Ich glaube, dass das Wichtigste ist, wie auch in zweisprachigen Ehen: Dass jeder in seiner Muttersprache mit dem Kind redet, d.h. dass auch ihr in den Arbeitspausen bei Deutsch mit dem Kind bleibt. Ich weiß ja nicht, ob es möglich ist, mit dem Betreuungspersonal in Stockholm auch Deutsch zu sprechen, ansonsten müsstet ihr zusehen, wie ihr das organisiert, aber mit dem Kind bitte immer Deutsch. So kann sie lernen, dass das Schwedische der anderen „eine andere Sprache“ ist.

Gruß, Karin

Hallo,

ich kenne aus dem Kindergarten meiner Kinder ein paar türkische Kinder, die mit null Deutschkenntnissen da klein angefangen haben und nach einem Jahr nahezu perfekt Deutsch sprachen (altergemäß) - mit ihrer nur türkisch sprechenden Mutter konnten sie sich ebenfalls fließend unterhalten - ich schätze, Dein kind wird ganz schnell zwei Sprachen lernen, was nicht schaden kann.

Gruß, Anne

Hallo,

nach 25 Jahren Auslandserfahrung
(eigene Kinder und eben alle außenrum) und nun
an einer englischsprachigen Schule in Deutschland
(mit angeschlossenem Kindergarten) tätig,
sehe ich - wenn überhaupt - kurzzeitige Verzögerung
der Sprachentwicklung. Insgesamt wirkt sich dieser
Kontakt mit einer fremden Sprache in meiner Erfahrung
nur positiv aus.

Gruß
ekle

Liebe Matt,

Stichwort mehrsprachige Erziehung. Das gabs hier im Brett schon einige male.

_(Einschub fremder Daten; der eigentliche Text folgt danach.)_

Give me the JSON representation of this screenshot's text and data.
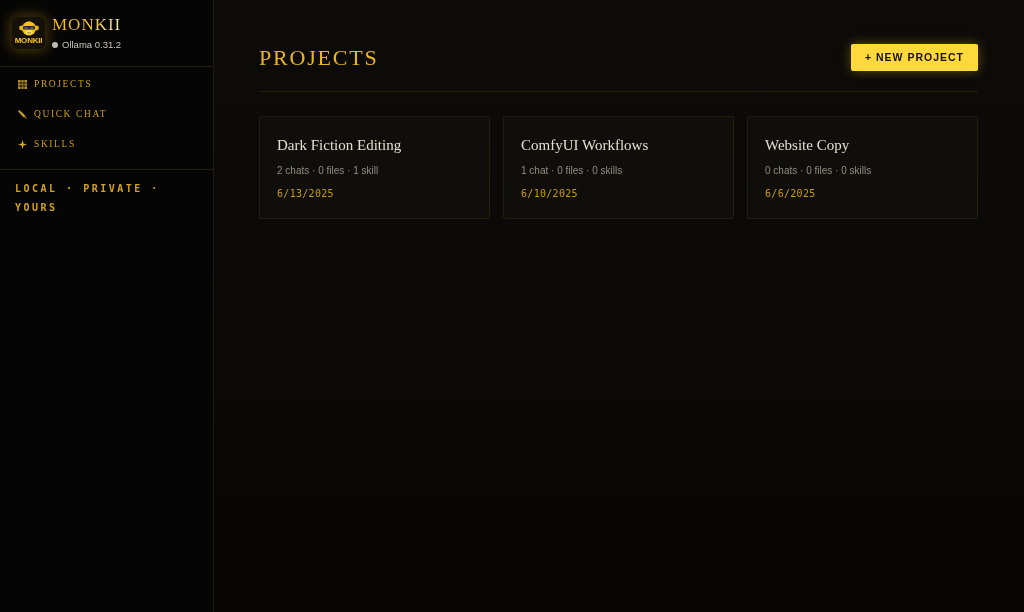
{
  "sidebar": {
    "brand": {
      "logo_text": "MONKII",
      "name": "MONKII",
      "status": "Ollama 0.31.2"
    },
    "nav": [
      {
        "label": "PROJECTS",
        "selected": false
      },
      {
        "label": "QUICK CHAT",
        "selected": false
      },
      {
        "label": "SKILLS",
        "selected": false
      }
    ],
    "footer": "LOCAL · PRIVATE · YOURS"
  },
  "main": {
    "title": "PROJECTS",
    "new_button": "+ NEW PROJECT",
    "projects": [
      {
        "name": "Dark Fiction Editing",
        "meta": "2 chats · 0 files · 1 skill",
        "date": "6/13/2025"
      },
      {
        "name": "ComfyUI Workflows",
        "meta": "1 chat · 0 files · 0 skills",
        "date": "6/10/2025"
      },
      {
        "name": "Website Copy",
        "meta": "0 chats · 0 files · 0 skills",
        "date": "6/6/2025"
      }
    ]
  }
}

Daß bei Dir der anderssprachige Teil ein Hort ist, macht die Sache nicht komplizierter, im Gegenteil, dann ist die Abgrenzung umso besser.
Denn ein Grundsatz der mehrsprachigen Erziehung lautet, eine Sprache muß einer Person (oder Institution) strikt zugeordnet werden.
Wenn Deine Tochter mit euch weiter Deutsch spricht, wird sie eben irgendwann sehr gut Schwedisch sprechen - also kein Problem.

Gandalf

Hallo Matt,

ich denke auch, das Kind kann nur davon profitieren. Meine kleine Cousine (3,5 Jahre) ist insgesamt (fast) dreisprachig aufgewachsen und spricht jetzt eben (fast) 3 Sprachen. Klappt super.

Nur eins würde ich noch im Kopf behalten: was, wenn ihr aus Schweden wiederkommt? Nicht das euer Kind dann nur noch Deutsch hört und spricht und das Schwedische wieder verloren geht… DAS wäre wirklich schade.